Attachments to emails containing malicious macros decreased by around 66% between October 2021 and June 2022, according to Proofpoint.
Adoption of .LNK files by threat actors happened before February, as Microsoft’s macro crackdowns began years ago.
Abusing Office Macros – a script in Word or Excel files that automates repetitive tasks like monthly accounting – is a useful technique for attackers because it is not a patchable flaw and instead relies on Engage employees in activating a capability that most people don’t need.
Microsoft’s latest crackdown, which rolled out this week, was to make Office apps block VBA macros by default in any attachments or links in emails received from the Internet. This eliminates the need for administrators to configure domains to block untrusted VBA macros and makes it harder for users to enable macros after a trick.
Since 2016, Microsoft has gradually imposed more restrictions on running macros.

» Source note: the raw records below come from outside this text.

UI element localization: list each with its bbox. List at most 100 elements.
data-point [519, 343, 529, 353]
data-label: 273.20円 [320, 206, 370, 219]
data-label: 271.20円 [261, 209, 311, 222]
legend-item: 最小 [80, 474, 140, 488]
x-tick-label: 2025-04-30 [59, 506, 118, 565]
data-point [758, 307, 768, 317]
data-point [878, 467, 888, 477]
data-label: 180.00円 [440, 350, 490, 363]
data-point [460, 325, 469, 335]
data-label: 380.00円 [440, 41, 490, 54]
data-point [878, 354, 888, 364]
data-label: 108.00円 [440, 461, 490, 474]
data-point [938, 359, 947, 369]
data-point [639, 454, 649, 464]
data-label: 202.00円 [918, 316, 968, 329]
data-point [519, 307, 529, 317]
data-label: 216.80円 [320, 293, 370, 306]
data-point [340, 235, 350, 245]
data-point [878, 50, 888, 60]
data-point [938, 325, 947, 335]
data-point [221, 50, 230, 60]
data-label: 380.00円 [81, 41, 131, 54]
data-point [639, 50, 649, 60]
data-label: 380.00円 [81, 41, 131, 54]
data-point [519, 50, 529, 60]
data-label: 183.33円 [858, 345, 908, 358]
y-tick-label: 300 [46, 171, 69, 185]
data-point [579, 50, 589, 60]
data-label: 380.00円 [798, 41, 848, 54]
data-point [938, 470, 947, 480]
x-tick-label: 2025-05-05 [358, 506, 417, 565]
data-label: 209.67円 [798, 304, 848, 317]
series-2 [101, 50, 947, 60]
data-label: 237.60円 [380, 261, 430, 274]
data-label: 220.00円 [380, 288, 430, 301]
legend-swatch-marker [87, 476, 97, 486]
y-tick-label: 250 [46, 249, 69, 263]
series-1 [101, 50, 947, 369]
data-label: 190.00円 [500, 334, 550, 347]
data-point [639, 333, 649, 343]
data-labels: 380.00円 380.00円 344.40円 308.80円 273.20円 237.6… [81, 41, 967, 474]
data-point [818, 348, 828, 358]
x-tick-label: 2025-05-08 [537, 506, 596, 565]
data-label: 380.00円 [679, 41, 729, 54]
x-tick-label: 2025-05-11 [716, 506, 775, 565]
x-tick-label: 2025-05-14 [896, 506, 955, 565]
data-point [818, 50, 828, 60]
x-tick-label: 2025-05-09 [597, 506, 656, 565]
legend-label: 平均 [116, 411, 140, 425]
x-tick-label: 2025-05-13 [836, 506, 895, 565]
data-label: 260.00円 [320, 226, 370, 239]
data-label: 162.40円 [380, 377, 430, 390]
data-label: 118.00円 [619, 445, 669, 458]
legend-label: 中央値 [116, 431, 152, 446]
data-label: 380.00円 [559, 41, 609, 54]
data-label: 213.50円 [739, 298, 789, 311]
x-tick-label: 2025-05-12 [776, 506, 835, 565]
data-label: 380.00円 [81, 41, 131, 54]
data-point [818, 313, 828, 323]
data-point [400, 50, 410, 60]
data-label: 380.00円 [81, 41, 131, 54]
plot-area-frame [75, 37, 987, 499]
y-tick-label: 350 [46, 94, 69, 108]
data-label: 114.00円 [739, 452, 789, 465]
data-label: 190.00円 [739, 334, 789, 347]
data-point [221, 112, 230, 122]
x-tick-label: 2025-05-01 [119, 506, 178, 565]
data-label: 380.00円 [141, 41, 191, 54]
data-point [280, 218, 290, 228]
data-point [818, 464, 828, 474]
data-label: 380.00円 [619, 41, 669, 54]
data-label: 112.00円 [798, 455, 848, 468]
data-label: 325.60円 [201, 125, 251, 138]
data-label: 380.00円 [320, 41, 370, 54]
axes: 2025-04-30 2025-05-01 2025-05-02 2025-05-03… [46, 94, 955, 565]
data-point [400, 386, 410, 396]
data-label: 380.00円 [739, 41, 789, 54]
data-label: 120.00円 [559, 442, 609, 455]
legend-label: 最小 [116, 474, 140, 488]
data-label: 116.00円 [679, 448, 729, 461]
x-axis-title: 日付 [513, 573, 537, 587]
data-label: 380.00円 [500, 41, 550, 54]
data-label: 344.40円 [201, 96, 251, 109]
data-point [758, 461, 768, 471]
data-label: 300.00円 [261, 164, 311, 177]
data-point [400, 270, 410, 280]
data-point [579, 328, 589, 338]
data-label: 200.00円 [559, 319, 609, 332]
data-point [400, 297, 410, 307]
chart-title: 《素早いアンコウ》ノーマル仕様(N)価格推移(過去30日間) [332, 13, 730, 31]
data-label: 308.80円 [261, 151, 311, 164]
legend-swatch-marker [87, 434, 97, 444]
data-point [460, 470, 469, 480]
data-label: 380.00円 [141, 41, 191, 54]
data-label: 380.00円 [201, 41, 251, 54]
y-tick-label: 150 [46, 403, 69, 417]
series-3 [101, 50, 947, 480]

At the time, 98% of threats targeted by Office used macros. In January, it also disabled Excel 4.0 (XLM) macros by default. XLM was added to Excel in 1992 but is still used even though VBA replaced it in 1993.
In 2018, Microsoft gave antivirus vendors a way to integrate with Office to inspect files for malicious VBA macros. It added XML macros to this antivirus interface in March, as attackers had started using XLM in response to its previous crackdown on VBA macros.
“Although more rudimentary than VBA, XLM is powerful enough to provide interoperability with the operating system, and many organizations and users continue to use its features for legitimate purposes. Cybercriminals know this, and they have abused XLM macros, more and more frequently, to call Win32 APIs and execute shell commands,” Microsoft said at the time.
XLM, also known as XL4, has been adopted by professional malware gangs behind the versatile Emotet malware. Again, the use of XLM correlated with when Microsoft decided to block these macros and let antivirus vendors inspect Office files for these scripts.
“Usage of the XL4 macro increased in March 2022. This is likely due to the fact that TA542, the actor delivering the Emotet malware, ran more campaigns with higher message volumes than in previous months. TA542 typically uses Microsoft Excel or Word documents that contain VBA or XL4 macros Emotet’s business then plummeted in April and it began using additional delivery methods including Excel Add In (XLL) files and compressed LNK attachments in subsequent campaigns,” Proofpoint notes.